我常常想着,要怎么待他才能不辜负掉他十多年来内心小心翼翼的期待和希望。
我想,他是不会轻易爱人的,聪慧如他,大抵早就洞察了诸多世事无常。所以他爱世人,却不对世人许下承诺。他并不认为人类不是持之以恒的动物,他只是不信这世上有什么事物固若金汤。
他不许诺,也不信旁人的许诺。
尤其是一起养个小猫儿小鱼、整顿一个家,这样的承诺,他由来当做笑话听听。
毕竟十几岁的少年,很容易说出诺言,然后很快抛之脑后,用百般理由千般无奈推卸。年轻人一腔热血,很容易就把一生一世一辈子挂在嘴边。
唯有他清醒的笑着,绝口不提永恒的爱意。而在所有人都离去的时候,他又是唯一那个缝缝补补坚守那一处的人。
所以,我无法想象他毫无保留,抛下一切不安与枷锁,爱着一个人的样子。
02——
我很早就见过他。
很早。
在我大概两三岁的光景。早到我不叫赵红军,他不叫李勀。
我不知道他是谁,但那些包裹在厚重白色隔离服里的怪人们都叫他CGsP021004。
那会我们都被泡在青绿色的培养液里,不知道所谓母亲的子宫是不是比巨大的圆柱体培养皿更温暖。
03——
我知道他不记得了。
我记得。因为我是最特别的001。
培养室十年,我看了他八年。
这些只有我记得。
04——
局里对我们的态度一直模棱两可,每月例会最大的争议就是我们的存在问题,他们说此间牵扯过多,有如伦常、人性,再有如立场和大人物们的明争暗斗。这个局面,动辄就会变成一场被尖锐矛盾挑起的内部决裂。
我看不懂暗流怎么个汹涌法,但我从他们的眼里看到了畏惧。
直到与我同期的几位在编CGsP实验品相继展现出过人的能力,局里针锋相对的气氛才有所缓和。但我很清楚,表面缓和的氛围不过是某些保守分子的身不由己。
一边是004锋芒毕露一跃成为医疗科最年轻的副科长。正科长年逾五十,很快到了退休的年龄。004主持医疗科大局只是时间问题。
另一边,局里的核心部门之一——执行科的任务几乎被我和010垄断、战略科成了106的一言堂。
此时若强行将我们这群人撤编,特对局的人员漏洞可想而知。再加上民间组织与特对局势同水火的现状,我们的存在最终得以被所有对此事有话语权的人承认。
如此过去一年。参与当年CGs计划的实验人员几乎全部调离一线,除了老局长,没人还记得什么创神计划。
CGsP021系列试验品人间蒸发。
从此特对局多了赵红军和李勀。
010改名为陈昊,是个疯狗。106更名毛北,是当之无愧的变态。据新来的委员说,当那两人走在一起时,连空气都会变得不太对劲。
所以我只与李勀说得上几句话。
05——
“不让你洗澡嘞也是!”
李勀动手拆我身上的纱布,手法相当粗暴,但意外不痛。每当这时他就会安安静静听我操着不甚流利的普通话狡辩,“我没,洗澡。”

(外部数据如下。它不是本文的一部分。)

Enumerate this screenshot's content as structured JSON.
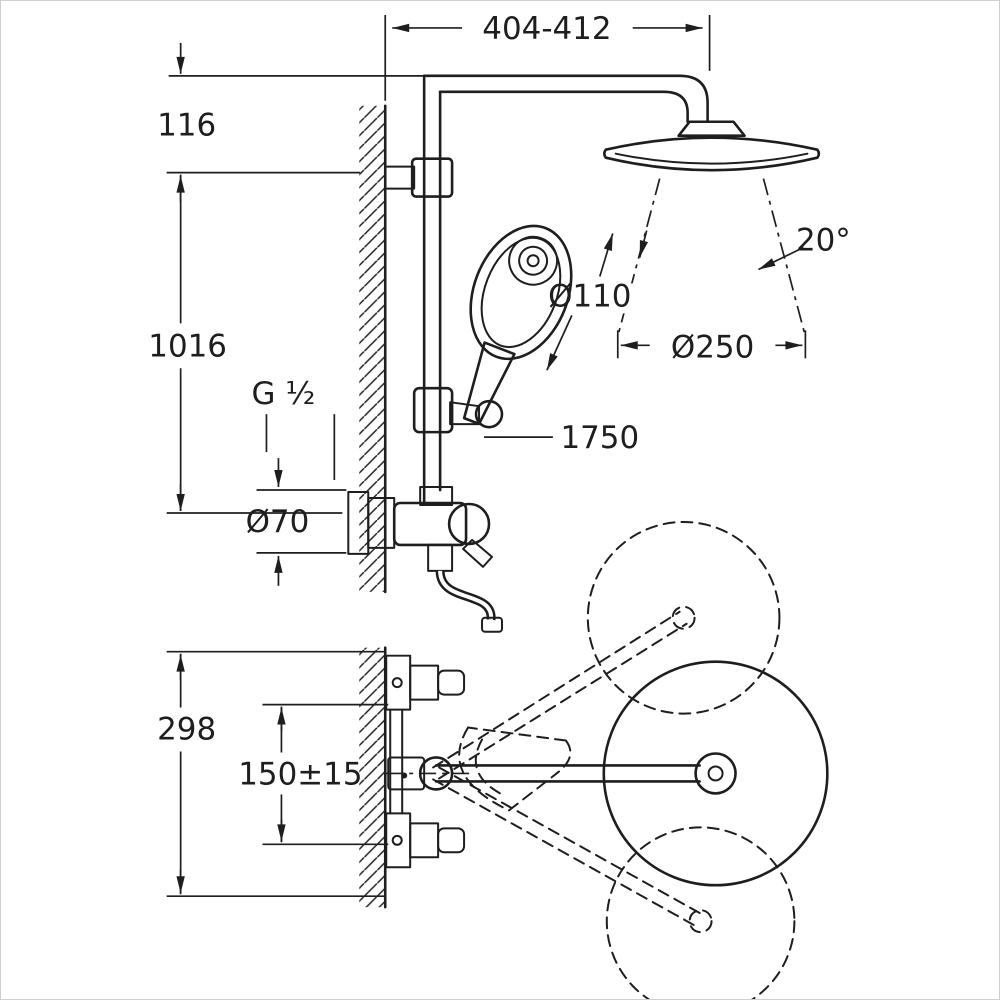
{
  "colors": {
    "background": "#ffffff",
    "line": "#1e1e1e",
    "border": "#cfcfcf"
  },
  "labels": {
    "top_width": "404-412",
    "arm_height": "116",
    "column_height": "1016",
    "thread_size": "G ½",
    "escutcheon_diameter": "Ø70",
    "handshower_diameter": "Ø110",
    "headshower_diameter": "Ø250",
    "spray_angle": "20°",
    "hose_length": "1750",
    "arm_depth": "298",
    "supply_spacing": "150±15"
  }
}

正当我思考如何才能浇灭李勀压抑的怒火时,护士推着换药车,叮叮当当把好几个受伤委员撞得一个趔趄,然后无视背后一溜对她母亲的问候狂奔进来,“李副!不妙啊!那俩人又闯祸了!”
李勀闷声闷气的嗯了一声,这是他酝酿情绪时的表现,我并不想在这时候成为他怒火的转接口,所以非常了然的没有吭声。
只是突然我后背一疼。我歪脑袋看看他。他一脸猪肝色,气的手抖。而我最终还是在这场战火里被当充当出气筒,无辜殃及。
在护士的注视下憋闷了半天,李勀砰的一声炸了,我仿佛能看见一丛蘑菇云直升天际。
李勀大爆炸,就算是天王老子来了都阻止不了。他先是骂骂咧咧的把手里带血的刀子剪子一股脑往墙上一甩,然后脱下白大褂团成团。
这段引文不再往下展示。